On March twenty-ninth, he again consulted the Cabinet.(17) A great deal of water had run under the mill since they gave their opinions on March sixteenth. The voice of the people was still a bewildering roar, but out of that roar most of the Cabinet seemed to hear definite words. They were convinced that the North was veering toward a warlike mood. The phrase “masterly inactivity,” which had been applied to the government’s course admiringly a few weeks before, was now being applied satirically. Republican extremists were demanding action. A subtle barometer was the Secretary of the Treasury. Now, as on the sixteenth, he craftily said something without saying it. After juggling the word “if,” he assumed his “if” to be a fact and concluded, “If war is to be the result, I perceive no reason why it may not best be begun in consequence of military resistance to the efforts of the Administration to sustain troops of the Union, stationed under authority of the government in a fort of the Union, in the ordinary course of service.”
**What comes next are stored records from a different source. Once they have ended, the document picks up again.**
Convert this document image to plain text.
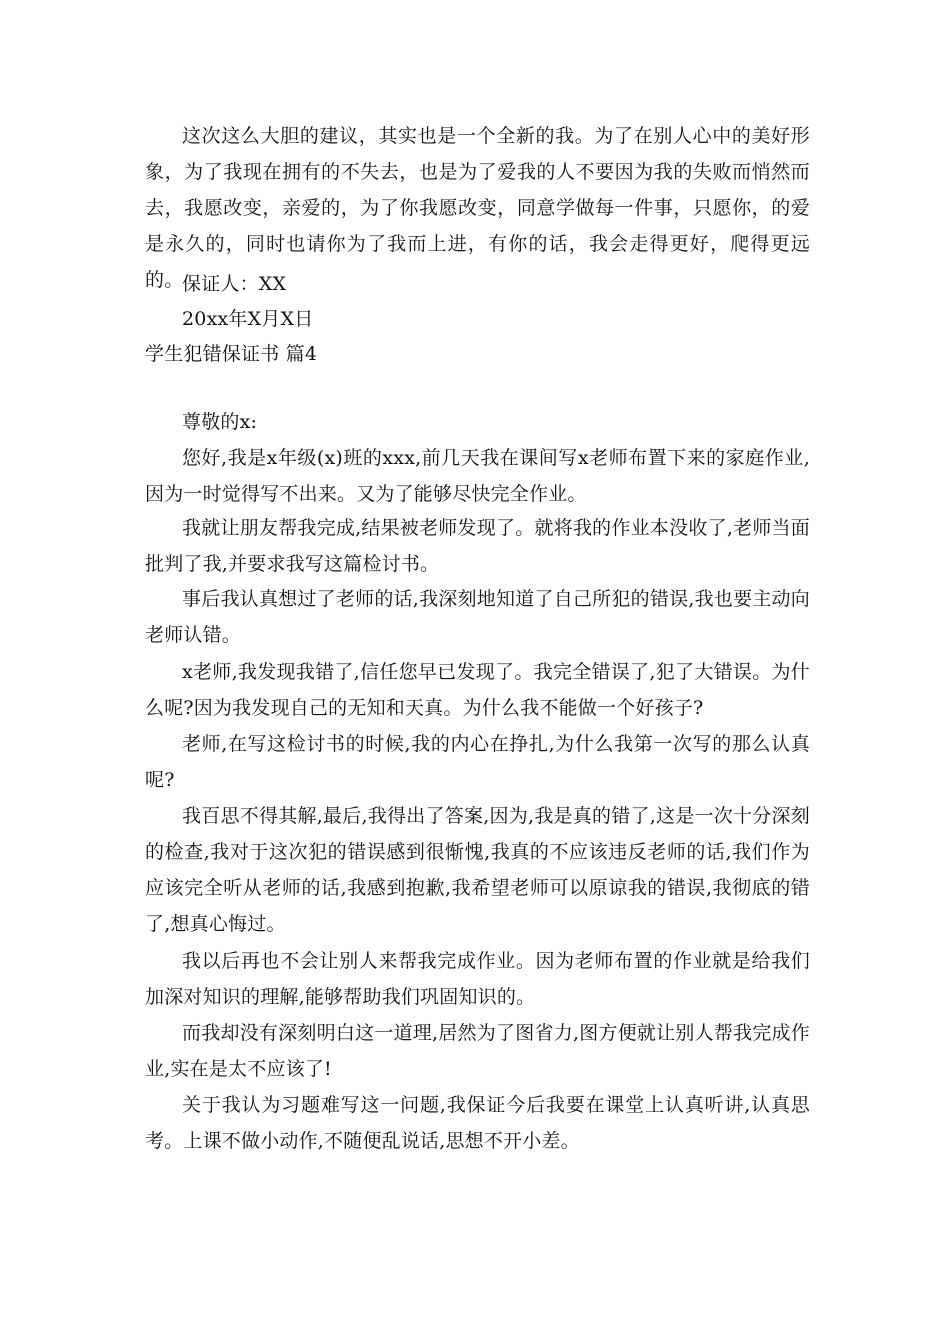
这次这么大胆的建议，其实也是一个全新的我。为了在别人心中的美好形象，为了我现在拥有的不失去，也是为了爱我的人不要因为我的失败而悄然而去，我愿改变，亲爱的，为了你我愿改变，同意学做每一件事，只愿你，的爱是永久的，同时也请你为了我而上进，有你的话，我会走得更好，爬得更远的。
保证人：XX
20xx年X月X日
学生犯错保证书 篇4
尊敬的x:
您好,我是x年级(x)班的xxx,前几天我在课间写x老师布置下来的家庭作业,因为一时觉得写不出来。又为了能够尽快完全作业。
我就让朋友帮我完成,结果被老师发现了。就将我的作业本没收了,老师当面批判了我,并要求我写这篇检讨书。
事后我认真想过了老师的话,我深刻地知道了自己所犯的错误,我也要主动向老师认错。
x老师,我发现我错了,信任您早已发现了。我完全错误了,犯了大错误。为什么呢?因为我发现自己的无知和天真。为什么我不能做一个好孩子?
老师,在写这检讨书的时候,我的内心在挣扎,为什么我第一次写的那么认真呢?
我百思不得其解,最后,我得出了答案,因为,我是真的错了,这是一次十分深刻的检查,我对于这次犯的错误感到很惭愧,我真的不应该违反老师的话,我们作为应该完全听从老师的话,我感到抱歉,我希望老师可以原谅我的错误,我彻底的错了,想真心悔过。
我以后再也不会让别人来帮我完成作业。因为老师布置的作业就是给我们加深对知识的理解,能够帮助我们巩固知识的。
而我却没有深刻明白这一道理,居然为了图省力,图方便就让别人帮我完成作业,实在是太不应该了!
关于我认为习题难写这一问题,我保证今后我要在课堂上认真听讲,认真思考。上课不做小动作,不随便乱说话,思想不开小差。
This elaborate equivocation, which had all the force of an assertion, was Chase all over! Three other ministers agreed with him except that they did not equivocate. One evaded. Of all those who had stood with Seward on the sixteenth, only one was still in favor of evacuation. Seward stood fast. This reversal of the Cabinet’s position, jumping as it did with Lincoln’s desires, encouraged him to prepare for action. But just as he was about to act his diffidence asserted itself. He authorized the preparation of a relief expedition but withheld sailing orders until further notice.(18) Oh, for Seward’s audacity; for the ability to do one thing or another and take the consequences!
Seward had not foreseen this turn of events. He had little respect for the rest of the Cabinet, and had still to discover that the President, for all his semblance of vacillation, was a great man. Seward was undeniably vain. That the President with such a Secretary of State should judge the strength of a Cabinet vote by counting noses—preposterous! But that was just what this curiously simple-minded President had done. If he went on in his weak, amiable way listening to the time-servers who were listening to the bigots, what would become of the country? And of the Secretary of State and his deep policies? The President must be pulled up short—brought to his senses—taught a lesson or two.